I had never heard that name before but when a deep voice started singing the first lines of the first song: “They sentenced me to twenty years of boredom/ for trying to change the system from within…” one thing became clear to me: This man was going to take, if not Manhattan, at least a part of my heart.
But who was he? My friend couldn’t tell me more than he was a Canadian -Jew, a poet, a writer and a troubadour. A poet who sings his lines, a writer who composes music? He must be a “phenomenon” then!
The next day I got all the albums he had released until then. But it wasn’t so easy to find any of his books, in English I mean, there was no question about finding any of his books translated into Greek
“Maybe I should try one day to translate them” was my thought then - which turned into a strong wish when later I learned that the man had lived in Greece. He even owned a house on Hydra! But then why wasn’t he as known as he should be in my country?

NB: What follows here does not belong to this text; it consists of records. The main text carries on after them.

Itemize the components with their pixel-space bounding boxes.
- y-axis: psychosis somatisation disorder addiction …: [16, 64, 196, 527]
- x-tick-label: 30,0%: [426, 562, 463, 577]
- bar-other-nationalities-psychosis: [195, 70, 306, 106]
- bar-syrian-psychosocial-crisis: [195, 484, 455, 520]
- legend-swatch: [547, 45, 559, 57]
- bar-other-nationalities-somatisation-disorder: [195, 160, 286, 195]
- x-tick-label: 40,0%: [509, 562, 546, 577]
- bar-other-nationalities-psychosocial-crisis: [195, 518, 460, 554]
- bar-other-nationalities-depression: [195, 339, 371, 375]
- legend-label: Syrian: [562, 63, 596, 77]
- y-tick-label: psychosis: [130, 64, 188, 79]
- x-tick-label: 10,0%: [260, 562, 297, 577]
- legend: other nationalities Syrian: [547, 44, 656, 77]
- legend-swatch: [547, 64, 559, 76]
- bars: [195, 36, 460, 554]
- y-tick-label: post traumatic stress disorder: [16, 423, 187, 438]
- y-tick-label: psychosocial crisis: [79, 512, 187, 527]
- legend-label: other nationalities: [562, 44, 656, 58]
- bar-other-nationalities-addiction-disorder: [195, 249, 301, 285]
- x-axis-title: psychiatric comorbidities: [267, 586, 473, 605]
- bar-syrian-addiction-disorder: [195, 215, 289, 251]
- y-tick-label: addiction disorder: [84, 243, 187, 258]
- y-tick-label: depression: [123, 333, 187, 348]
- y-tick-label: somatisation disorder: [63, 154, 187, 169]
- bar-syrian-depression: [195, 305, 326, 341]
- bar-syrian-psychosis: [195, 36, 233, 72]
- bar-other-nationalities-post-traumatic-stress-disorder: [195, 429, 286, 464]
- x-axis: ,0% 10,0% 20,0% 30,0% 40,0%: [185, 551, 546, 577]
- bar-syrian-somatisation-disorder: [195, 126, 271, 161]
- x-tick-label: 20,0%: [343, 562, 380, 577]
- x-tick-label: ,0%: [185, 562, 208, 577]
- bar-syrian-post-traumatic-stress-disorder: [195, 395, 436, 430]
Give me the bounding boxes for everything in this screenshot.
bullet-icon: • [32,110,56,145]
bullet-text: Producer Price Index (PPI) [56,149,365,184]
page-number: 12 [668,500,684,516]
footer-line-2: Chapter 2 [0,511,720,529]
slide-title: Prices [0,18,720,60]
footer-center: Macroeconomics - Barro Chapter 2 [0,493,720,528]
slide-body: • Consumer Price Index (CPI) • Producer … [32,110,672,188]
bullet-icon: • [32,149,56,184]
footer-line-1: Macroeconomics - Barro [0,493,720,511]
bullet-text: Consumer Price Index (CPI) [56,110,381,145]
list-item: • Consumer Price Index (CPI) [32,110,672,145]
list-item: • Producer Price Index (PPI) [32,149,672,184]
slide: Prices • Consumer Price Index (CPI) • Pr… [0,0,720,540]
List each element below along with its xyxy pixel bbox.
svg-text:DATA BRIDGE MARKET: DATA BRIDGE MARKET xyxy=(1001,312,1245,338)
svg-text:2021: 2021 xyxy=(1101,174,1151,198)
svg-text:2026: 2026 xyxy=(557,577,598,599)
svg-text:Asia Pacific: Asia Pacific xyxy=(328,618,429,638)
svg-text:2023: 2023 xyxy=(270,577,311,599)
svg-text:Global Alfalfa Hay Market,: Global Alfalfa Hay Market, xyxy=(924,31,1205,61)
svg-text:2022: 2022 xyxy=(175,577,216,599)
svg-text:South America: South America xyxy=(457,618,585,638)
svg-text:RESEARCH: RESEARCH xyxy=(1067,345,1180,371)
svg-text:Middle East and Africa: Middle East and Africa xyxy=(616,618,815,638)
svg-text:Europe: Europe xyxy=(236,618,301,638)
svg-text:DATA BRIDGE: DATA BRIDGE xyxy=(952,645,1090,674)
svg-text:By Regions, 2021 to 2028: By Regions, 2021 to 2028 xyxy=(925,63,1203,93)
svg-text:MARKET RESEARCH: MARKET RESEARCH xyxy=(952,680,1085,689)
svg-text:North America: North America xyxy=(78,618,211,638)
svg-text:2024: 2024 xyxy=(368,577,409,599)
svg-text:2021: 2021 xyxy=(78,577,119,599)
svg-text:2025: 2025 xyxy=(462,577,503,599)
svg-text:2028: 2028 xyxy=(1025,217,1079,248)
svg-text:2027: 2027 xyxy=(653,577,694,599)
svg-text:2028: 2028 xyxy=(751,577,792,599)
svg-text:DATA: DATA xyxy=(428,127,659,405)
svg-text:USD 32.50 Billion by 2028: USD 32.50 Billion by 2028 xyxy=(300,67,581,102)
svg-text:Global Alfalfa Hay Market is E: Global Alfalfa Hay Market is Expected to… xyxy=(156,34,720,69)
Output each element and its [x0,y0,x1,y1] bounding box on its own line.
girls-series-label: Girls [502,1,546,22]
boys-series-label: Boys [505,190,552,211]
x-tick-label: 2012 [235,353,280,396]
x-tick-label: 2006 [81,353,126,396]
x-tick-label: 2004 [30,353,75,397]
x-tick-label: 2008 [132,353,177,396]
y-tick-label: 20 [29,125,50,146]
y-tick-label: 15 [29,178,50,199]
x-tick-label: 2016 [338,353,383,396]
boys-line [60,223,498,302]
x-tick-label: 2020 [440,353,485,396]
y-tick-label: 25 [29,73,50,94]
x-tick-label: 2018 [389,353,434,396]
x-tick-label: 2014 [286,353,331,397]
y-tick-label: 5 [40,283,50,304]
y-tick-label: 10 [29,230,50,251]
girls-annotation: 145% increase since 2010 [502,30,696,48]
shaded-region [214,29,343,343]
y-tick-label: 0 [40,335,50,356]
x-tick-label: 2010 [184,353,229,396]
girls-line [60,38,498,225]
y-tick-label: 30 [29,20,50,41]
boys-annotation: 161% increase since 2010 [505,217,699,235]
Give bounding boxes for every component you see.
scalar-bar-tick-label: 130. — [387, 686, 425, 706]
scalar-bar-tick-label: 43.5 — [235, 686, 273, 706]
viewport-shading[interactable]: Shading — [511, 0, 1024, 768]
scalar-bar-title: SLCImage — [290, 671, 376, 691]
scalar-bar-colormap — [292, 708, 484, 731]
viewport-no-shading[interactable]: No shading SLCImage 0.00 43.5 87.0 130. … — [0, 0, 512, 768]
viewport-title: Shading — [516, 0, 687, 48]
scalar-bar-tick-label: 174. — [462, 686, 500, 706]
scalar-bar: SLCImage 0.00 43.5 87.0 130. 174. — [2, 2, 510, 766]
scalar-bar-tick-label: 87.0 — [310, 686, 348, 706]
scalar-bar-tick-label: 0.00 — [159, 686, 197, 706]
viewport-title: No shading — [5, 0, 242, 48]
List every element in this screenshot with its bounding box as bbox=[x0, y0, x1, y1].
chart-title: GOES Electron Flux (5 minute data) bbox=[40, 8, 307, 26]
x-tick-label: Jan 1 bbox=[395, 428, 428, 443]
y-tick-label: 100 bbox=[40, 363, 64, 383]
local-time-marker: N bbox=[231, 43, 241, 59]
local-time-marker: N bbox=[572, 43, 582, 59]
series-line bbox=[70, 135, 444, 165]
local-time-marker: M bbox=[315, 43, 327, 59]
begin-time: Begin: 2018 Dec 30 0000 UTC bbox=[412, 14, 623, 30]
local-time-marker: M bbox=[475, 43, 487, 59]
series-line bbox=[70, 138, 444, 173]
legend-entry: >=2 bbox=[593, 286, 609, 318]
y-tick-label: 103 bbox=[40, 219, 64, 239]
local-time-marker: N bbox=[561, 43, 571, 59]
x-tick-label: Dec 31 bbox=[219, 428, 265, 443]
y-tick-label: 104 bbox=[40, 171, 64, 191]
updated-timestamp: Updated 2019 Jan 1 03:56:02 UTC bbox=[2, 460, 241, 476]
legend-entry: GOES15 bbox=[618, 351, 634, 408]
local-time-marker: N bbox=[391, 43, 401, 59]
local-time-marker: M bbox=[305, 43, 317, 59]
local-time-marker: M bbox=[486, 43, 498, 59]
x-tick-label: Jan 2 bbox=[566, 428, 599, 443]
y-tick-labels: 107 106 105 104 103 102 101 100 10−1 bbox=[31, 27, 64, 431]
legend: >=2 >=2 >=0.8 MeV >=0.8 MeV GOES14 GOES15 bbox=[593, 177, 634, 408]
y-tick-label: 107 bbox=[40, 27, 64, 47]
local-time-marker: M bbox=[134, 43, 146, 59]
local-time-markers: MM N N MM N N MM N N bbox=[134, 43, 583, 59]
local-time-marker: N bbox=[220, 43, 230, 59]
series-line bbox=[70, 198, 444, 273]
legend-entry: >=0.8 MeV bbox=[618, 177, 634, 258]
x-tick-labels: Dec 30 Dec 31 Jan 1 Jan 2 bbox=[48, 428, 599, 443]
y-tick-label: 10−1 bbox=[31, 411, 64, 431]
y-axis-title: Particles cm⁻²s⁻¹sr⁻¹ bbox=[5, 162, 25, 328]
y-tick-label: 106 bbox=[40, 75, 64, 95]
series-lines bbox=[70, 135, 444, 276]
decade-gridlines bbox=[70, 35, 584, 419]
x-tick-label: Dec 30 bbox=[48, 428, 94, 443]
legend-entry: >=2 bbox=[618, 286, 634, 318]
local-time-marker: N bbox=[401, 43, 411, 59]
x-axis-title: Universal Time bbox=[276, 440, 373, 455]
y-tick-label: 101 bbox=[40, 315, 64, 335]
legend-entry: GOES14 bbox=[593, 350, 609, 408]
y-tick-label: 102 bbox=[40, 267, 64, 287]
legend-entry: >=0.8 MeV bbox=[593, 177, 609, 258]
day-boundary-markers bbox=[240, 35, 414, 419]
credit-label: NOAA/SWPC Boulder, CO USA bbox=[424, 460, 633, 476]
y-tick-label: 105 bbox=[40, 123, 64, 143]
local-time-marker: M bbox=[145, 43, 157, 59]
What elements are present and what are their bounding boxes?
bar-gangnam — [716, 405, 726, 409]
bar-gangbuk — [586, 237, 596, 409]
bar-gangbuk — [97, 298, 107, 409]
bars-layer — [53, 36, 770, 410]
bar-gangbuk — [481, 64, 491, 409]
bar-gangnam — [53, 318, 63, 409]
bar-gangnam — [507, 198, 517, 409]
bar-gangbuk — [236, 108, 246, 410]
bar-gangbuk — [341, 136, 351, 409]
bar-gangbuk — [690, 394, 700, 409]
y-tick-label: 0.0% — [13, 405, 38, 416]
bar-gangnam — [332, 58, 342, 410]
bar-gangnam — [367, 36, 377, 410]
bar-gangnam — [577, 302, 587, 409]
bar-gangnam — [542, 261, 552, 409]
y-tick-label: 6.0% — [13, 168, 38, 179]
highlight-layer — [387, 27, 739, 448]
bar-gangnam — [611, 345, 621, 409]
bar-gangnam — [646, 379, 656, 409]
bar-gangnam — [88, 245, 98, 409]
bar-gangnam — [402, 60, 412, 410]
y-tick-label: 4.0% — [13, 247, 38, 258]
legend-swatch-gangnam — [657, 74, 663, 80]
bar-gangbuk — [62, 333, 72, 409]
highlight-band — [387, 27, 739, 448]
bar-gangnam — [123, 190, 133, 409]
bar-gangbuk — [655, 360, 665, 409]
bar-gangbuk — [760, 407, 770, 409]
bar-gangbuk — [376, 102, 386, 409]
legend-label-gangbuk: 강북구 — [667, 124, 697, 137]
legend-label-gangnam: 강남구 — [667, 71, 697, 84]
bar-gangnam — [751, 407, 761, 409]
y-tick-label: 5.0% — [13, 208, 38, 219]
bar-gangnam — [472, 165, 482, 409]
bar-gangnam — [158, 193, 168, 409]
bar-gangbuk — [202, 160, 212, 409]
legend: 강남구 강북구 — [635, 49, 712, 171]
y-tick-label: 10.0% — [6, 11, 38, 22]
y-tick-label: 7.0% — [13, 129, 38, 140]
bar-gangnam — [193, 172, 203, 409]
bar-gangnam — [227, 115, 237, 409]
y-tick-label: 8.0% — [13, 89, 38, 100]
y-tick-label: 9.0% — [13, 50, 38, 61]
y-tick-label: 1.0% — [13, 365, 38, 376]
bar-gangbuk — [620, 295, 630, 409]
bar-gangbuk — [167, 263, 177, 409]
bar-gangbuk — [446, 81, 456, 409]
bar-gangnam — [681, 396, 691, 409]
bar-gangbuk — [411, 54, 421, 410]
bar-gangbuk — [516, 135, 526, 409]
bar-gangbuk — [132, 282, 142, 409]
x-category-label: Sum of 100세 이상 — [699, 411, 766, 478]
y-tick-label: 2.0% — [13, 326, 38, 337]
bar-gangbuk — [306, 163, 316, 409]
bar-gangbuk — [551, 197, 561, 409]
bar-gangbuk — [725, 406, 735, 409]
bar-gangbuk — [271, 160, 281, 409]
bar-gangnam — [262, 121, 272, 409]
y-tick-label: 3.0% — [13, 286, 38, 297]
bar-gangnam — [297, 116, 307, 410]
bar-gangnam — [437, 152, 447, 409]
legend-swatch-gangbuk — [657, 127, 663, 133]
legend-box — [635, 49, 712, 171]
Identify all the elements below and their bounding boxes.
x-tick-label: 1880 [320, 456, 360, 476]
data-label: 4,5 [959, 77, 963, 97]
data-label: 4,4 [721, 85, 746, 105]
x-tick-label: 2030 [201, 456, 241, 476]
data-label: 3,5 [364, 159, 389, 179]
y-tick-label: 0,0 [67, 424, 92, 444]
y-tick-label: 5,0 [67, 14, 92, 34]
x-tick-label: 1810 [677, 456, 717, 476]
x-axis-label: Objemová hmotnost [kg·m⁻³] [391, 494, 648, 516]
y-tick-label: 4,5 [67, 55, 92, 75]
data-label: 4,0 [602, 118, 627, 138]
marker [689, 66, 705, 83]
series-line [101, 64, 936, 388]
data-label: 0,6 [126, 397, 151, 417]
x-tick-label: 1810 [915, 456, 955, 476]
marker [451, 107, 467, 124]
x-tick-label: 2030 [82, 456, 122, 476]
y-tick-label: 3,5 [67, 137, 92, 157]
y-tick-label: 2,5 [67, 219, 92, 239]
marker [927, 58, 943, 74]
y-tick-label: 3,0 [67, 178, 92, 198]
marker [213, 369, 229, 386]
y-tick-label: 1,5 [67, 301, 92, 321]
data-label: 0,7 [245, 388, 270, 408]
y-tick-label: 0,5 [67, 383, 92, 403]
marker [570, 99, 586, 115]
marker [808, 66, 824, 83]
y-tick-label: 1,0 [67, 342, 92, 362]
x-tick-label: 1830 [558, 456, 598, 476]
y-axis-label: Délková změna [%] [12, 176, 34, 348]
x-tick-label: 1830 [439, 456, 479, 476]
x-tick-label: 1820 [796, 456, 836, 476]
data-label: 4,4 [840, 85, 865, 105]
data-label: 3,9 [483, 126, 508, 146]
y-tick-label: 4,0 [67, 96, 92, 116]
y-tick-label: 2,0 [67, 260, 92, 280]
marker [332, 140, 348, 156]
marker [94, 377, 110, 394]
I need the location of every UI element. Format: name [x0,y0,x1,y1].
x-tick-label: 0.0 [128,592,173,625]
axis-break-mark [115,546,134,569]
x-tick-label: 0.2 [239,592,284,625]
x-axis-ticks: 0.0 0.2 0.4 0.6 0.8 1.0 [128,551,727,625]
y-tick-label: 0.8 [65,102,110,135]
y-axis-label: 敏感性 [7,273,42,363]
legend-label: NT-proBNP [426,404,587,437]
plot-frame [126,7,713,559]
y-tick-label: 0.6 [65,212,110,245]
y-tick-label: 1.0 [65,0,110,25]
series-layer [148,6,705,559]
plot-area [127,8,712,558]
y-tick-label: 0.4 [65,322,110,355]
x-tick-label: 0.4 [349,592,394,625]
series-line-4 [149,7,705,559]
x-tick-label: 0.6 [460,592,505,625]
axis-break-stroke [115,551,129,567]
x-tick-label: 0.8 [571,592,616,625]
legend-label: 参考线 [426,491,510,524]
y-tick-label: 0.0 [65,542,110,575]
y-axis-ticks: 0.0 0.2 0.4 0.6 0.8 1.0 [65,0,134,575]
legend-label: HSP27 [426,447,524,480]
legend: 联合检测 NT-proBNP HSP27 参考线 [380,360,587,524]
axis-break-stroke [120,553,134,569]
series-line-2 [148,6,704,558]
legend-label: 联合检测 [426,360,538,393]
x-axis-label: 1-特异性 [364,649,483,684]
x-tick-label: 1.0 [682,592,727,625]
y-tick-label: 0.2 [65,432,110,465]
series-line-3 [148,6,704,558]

Many years later I found myself in Canada.
I was breathing the same air now and could pic-ture better lines like these: “It’s dark and it’s snowing / I’ve got to be going / St.Lawerence River is starting to freeze”
But where was Leonard? Nobody seemed to know. Then, one evening, while searching for Cohen-related stuff in Toronto’s Public Library, I found a site: “The Leonard Cohen Files” main-tained by a guy, Jarkko Arjatsalo was his name, somewhere in Finland.
At last! All I was looking for about the man and his work was there, before my eyes. Even Leonard himself!
Yes, Mr.Cohen, who in the meantime had re-treated to a Zen monastery, was blackening pages in the brave new world of Internet from his Mt.Baldy cabin!
And what’s more, there was a whole community of people who liked his work gathered around that superb site. Heavens! I wasn’t the only one in the world looking for him!
I could never imagine that evening in the library that one day I would get to meet those people on Hydra!
Since then my life took many turns. Back to Greece, in various hotels, with a woman and the- with Matisse’s paintings book - “Dance me to the end of Love” lying on the bed - a smell of tobacco and cognac filling up the room and Leonard’s voice in the background.
Now the year is 2002, the place Kozani and I am already 32. The woman and the book “are de-parted or gone”. I don’t ever listen to that song now. Times have changed. Even Leonard’s voice has gone deeper - but it is always there in the room. His books are still not translated into Greek.
I still want to translate them one day.
I love Leonard Cohen’s poetry and I forgot what I started telling you. Goodbye.